YANBU He is being utterly ridiculous and cannot believe he is seriously asking you to jeopardize your job by pulling a sickie

squeaver · 17/09/2009 18:23

Way too long a journey for a weekend.

zipzap · 17/09/2009 23:45

If he's refused an invitation of yours to come to something because it's too far and this is much further then he obviously only believes that family is more important when it suits him.

Tell him that you would love to come but it's just too far and remind him that he has used the same response when he had much less distance to travel and was without a 4 yr old in tow.
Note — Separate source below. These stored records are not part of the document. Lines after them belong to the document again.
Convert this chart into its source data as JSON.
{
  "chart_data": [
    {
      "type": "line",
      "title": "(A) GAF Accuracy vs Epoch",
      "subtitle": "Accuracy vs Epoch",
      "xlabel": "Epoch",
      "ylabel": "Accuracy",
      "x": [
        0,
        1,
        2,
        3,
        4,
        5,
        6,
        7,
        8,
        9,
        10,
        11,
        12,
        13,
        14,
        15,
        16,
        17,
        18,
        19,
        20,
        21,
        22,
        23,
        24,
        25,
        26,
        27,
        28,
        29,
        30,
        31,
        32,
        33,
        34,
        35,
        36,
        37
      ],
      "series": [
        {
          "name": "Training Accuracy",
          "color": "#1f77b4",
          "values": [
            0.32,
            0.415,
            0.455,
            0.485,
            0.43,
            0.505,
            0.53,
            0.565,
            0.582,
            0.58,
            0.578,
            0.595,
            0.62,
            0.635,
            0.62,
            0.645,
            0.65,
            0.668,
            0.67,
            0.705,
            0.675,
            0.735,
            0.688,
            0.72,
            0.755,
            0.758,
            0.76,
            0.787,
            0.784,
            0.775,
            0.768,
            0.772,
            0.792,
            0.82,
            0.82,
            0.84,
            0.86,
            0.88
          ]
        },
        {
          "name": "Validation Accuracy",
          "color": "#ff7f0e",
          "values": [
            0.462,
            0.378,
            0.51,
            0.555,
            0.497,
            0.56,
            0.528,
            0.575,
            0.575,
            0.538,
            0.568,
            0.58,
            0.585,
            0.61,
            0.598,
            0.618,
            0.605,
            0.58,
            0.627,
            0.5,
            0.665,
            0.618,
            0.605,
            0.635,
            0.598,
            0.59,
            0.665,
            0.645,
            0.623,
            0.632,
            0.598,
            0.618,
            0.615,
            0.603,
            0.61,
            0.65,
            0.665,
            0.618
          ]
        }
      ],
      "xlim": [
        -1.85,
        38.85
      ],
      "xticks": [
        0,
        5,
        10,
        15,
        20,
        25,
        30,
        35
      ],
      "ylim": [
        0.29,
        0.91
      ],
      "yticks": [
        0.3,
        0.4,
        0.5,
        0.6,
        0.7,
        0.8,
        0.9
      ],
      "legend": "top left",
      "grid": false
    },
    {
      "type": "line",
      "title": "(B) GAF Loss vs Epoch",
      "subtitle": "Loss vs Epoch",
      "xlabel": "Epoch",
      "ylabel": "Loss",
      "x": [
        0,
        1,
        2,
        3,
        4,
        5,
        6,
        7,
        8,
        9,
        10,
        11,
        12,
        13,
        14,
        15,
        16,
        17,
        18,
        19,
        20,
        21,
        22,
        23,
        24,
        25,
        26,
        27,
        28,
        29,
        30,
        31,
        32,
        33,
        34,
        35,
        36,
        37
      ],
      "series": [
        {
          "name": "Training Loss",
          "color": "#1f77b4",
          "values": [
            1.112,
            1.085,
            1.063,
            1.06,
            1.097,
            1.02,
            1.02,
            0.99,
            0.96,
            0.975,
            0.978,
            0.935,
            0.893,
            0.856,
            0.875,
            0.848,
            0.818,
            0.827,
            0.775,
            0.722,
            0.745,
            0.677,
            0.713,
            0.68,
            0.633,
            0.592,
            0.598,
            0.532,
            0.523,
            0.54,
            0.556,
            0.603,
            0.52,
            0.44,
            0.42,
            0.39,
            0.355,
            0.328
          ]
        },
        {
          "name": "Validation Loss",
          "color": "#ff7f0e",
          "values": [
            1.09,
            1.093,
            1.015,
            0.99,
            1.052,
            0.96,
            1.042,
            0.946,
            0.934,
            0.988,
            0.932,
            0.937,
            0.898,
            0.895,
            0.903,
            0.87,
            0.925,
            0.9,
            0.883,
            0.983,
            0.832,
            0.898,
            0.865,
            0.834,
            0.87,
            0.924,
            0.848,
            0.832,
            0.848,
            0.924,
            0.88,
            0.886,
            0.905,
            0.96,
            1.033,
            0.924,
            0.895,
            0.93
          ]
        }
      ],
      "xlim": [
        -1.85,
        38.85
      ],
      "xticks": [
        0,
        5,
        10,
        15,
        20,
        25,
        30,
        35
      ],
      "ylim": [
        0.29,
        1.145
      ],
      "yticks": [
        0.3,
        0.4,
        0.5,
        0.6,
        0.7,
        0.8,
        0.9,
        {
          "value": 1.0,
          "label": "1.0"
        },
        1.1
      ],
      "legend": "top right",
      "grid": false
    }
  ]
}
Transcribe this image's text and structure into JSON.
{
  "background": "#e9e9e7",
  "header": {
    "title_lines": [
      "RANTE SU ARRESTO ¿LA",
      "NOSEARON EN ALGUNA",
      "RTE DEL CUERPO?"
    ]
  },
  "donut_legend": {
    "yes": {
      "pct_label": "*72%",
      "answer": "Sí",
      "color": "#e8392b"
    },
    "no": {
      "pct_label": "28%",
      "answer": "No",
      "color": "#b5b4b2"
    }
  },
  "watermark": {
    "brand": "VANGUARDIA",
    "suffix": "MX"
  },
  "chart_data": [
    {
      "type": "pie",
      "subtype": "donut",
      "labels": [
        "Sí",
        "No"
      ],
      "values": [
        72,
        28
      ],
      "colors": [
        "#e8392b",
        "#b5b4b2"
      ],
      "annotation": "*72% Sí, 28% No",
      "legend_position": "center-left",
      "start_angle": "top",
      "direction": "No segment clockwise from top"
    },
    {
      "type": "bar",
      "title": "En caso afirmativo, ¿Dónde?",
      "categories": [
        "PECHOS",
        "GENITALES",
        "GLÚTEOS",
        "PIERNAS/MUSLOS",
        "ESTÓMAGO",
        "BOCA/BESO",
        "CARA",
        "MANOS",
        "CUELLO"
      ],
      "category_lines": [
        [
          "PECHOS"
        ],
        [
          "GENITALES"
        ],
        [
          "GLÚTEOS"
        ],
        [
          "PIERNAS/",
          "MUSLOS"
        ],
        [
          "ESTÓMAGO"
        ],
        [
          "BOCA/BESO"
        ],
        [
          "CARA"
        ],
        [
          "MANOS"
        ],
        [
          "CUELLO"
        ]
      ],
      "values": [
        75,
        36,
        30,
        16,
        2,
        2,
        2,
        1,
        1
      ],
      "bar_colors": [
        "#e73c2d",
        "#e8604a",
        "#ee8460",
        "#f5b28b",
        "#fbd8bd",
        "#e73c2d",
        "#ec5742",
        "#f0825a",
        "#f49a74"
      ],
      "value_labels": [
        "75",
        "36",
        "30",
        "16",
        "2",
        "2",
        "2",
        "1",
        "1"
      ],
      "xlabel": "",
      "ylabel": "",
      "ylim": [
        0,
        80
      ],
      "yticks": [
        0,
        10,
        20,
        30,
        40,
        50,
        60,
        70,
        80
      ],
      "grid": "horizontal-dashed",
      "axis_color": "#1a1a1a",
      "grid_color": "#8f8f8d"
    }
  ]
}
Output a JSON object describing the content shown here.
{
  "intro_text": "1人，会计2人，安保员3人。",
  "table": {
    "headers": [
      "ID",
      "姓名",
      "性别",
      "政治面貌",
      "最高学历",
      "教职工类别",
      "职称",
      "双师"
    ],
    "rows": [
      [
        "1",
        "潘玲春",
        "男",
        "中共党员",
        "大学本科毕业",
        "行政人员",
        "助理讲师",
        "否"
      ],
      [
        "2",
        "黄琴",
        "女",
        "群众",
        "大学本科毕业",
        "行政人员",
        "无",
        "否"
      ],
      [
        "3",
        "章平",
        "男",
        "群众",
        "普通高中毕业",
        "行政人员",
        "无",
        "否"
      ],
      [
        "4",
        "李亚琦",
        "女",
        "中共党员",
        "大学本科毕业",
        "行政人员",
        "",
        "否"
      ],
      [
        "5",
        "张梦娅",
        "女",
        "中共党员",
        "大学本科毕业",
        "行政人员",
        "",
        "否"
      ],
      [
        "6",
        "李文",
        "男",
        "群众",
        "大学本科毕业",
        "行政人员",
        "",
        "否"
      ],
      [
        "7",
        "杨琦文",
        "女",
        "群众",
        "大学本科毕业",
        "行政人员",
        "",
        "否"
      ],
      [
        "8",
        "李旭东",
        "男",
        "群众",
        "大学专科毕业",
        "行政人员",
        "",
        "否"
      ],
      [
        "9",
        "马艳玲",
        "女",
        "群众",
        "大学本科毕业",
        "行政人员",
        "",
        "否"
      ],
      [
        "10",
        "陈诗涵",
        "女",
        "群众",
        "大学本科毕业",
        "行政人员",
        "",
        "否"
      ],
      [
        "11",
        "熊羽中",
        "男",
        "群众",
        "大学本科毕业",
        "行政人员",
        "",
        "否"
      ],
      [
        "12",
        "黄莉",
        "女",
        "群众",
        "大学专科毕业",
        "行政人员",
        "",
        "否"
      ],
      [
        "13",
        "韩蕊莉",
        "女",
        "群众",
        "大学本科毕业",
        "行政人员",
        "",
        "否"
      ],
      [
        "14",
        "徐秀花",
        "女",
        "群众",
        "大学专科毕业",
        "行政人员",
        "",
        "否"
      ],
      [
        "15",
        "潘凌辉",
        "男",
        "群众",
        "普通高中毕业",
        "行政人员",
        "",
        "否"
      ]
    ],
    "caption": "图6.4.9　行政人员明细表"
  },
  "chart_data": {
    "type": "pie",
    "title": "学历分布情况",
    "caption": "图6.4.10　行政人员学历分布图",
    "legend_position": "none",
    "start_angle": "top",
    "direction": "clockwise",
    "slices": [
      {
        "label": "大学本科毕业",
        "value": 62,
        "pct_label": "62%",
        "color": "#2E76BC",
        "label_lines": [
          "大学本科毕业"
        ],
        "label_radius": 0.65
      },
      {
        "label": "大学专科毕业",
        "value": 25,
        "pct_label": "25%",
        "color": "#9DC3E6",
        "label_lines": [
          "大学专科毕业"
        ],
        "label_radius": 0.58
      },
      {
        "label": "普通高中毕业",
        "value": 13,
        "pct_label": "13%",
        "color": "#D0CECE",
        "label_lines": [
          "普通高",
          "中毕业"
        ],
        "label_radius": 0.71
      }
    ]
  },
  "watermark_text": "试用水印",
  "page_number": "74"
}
and definitely do as gorionine suggests and say that you would come if he could come and pick you up (is it a much shorter journey by car?) - or would you go if your dh would go and drive you, in which case say that too. Is he expecting you to pay towards the cottage and is that why he's really insistent you go? But that he has booked one that doesn't have enough beds for your dh or would there be a bed there if you turned up with your dh (and a campbed for your dd if necessary)?

Or point out that if he was really serious about family etc then he would have checked with you first about whether you were free for the whole weekend or a long weekend and booked somewhere that was a reasonable distance for you to travel to too. If he's your dad he must know that you can't drive and you'd be having to come by train so it was a fairly mean thing for him to do (I guess unless you have other family who are having to come a 6 hour journey in an opposite direction so it's bad for everyone).

In fact, turn it around on him and say that you would have loved to have come but given the way that he has organised it you don't think that he wants you to come, and he is just using the family line to guilt trip you so you don't notice if you don't notice.

practise what you are going to say in your head lots before you talk to him and work the conversation through in lots of different ways so you have all the objections worked out to his demands, then ring him up, stick to your guns and say that you're sorry but it's just not possible for you to do that for a weekend.